In the spring of 2008, the Tobacco Institute of Japan together with the associations of tobacco retailers and vending machine manufacturers introduced Taspo, "tobacco passport." At the time, the system seemed a reasonable enough solution to one of Japan's perennial problems — underage smoking. However, Taspo now is reported to have found a new use — helping investigators track down the movements of criminal suspects.
The Tobacco Institute of Japan, which oversees the Taspo system, revealed recently that personal data and records of specific tobacco purchases at Taspo-required vending machines were handed over to public prosecutors. That may seem no different from using credit card purchases as evidence or using cell phone records to trace criminal activity, but smokers still have a right to privacy.
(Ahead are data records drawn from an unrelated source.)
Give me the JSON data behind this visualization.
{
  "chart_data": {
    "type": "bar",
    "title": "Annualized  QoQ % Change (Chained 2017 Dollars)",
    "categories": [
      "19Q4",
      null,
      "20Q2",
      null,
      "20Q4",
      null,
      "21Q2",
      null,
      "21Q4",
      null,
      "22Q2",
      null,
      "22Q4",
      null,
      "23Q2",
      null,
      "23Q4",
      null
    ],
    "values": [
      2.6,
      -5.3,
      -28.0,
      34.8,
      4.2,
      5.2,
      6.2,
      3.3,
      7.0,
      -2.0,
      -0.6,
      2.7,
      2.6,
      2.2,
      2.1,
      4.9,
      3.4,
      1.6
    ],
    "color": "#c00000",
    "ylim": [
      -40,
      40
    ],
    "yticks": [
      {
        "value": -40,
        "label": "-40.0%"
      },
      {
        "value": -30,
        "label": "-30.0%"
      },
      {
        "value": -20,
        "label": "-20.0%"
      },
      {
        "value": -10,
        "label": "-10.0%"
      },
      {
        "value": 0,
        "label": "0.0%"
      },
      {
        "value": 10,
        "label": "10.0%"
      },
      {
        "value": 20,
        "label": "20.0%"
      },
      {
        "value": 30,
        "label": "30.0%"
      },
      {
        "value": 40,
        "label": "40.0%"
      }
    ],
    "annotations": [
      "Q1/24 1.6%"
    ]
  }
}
Smokers should be made more fully aware that their data could be handed over to third parties. One wonders just how many tobacco purchases are being recorded, compiled and turned over to investigative authorities. One hopes that the personal record of tobacco purchases will not be given to employers, insurance companies or one's own family. It would probably be easier to track the smokers down in the increasingly few places left allowed for smoking.
The problem is that once data is collected, it rarely disappears. Of course, Taspo is still a voluntary system in which cardholders are told that their information may be accessed by third parties. Many smokers no doubt are unconcerned. However, the idea of having every cigarette purchase recorded on a central database should make more people than the dwindling number of smokers uncomfortable.
The purchase of tobacco, no matter how deleterious to one's health, is still legal, and individuals should still maintain the ultimate control over their own personal data. One has to wonder whether the accumulation of data by businesses is for marketing research or for other purposes. When even the purchase of a pack of cigarettes becomes part of an information database, the surveillance of people's private lives by technological means has gone too far.